Eugene Jarecki - Executive Producer
Eugene Jarecki (The House I Live In, Reagan, Why We Fight, The Trials of Henry Kissinger) is an award-winning dramatic and documentary filmmaker. His most recent film THE HOUSE I LIVE IN (2012) won the Grand Jury Prize at the 2012 Sundance Film Festival. His prior film WHY WE FIGHT (2005) won the Grand Jury Prize at the 2005 Sundance Film Festival and the 2006 Peabody Award. Jarecki’s 2001 film, THE TRIALS OF HENRY KISSINGER, was broadcast in 30 countries and nominated for an Independent Spirit Award.

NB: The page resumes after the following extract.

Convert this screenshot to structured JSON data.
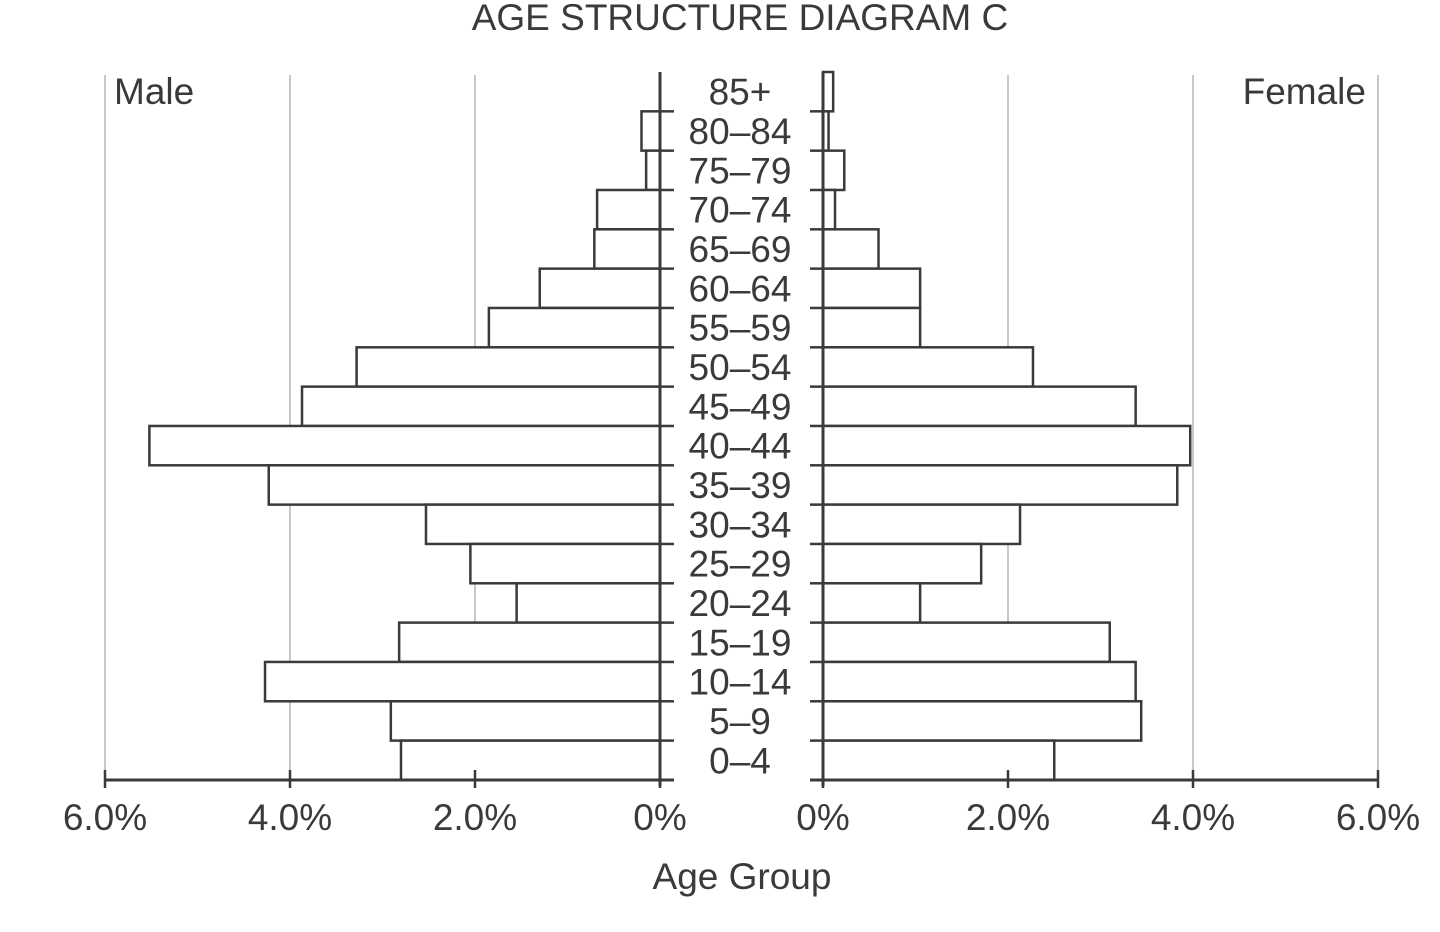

Nick Fraser - Executive Producer
Nick Fraser (Man on Wire, Why We Fight, Pussy Riot) is currently working as the the Commissioning Editor of Storyville, the BBC's long-running, influential and cutting edge nonfiction program that airs documentaries made in the United Kingdom and around the world. Documentary films shown on Storyville have won many awards, including an Oscar, Sundance prizes, Peabody awards, IDFA trophies and Grierson Trust Awards. Fraser has held his current position as Commissioning Editor since the inception of the Storyville series in 1997.
Robert W. Miller - Music
Robert W. Miller (Particle Fever, The House I Live In, Why We Fight)is a prolific composer of music for film, television and the concert hall, with a career spanning some 23 years. His distinctive style has made its mark on well over 2,000 commercials, a growing body of some 40 film scores, as well as numerous works for the stage. Over the years his work has garnered him seven CLIO awards, two AICP awards, two Emmy "group" nominations for the Coca-Cola spot “It’s Mine” and Mercedes' “Modern Ark,” as well as collective Emmys for Coca-Cola's “Heist" and the ESPN 30 for 30 film "Survive and Advance."
Shirel Kozak - Co-Producer
Shirel Kozak (The House I Live In, Reagan, Freakonomics) is a New York based producer who has worked with Eugene Jarecki's Charlotte Street Films since 2009.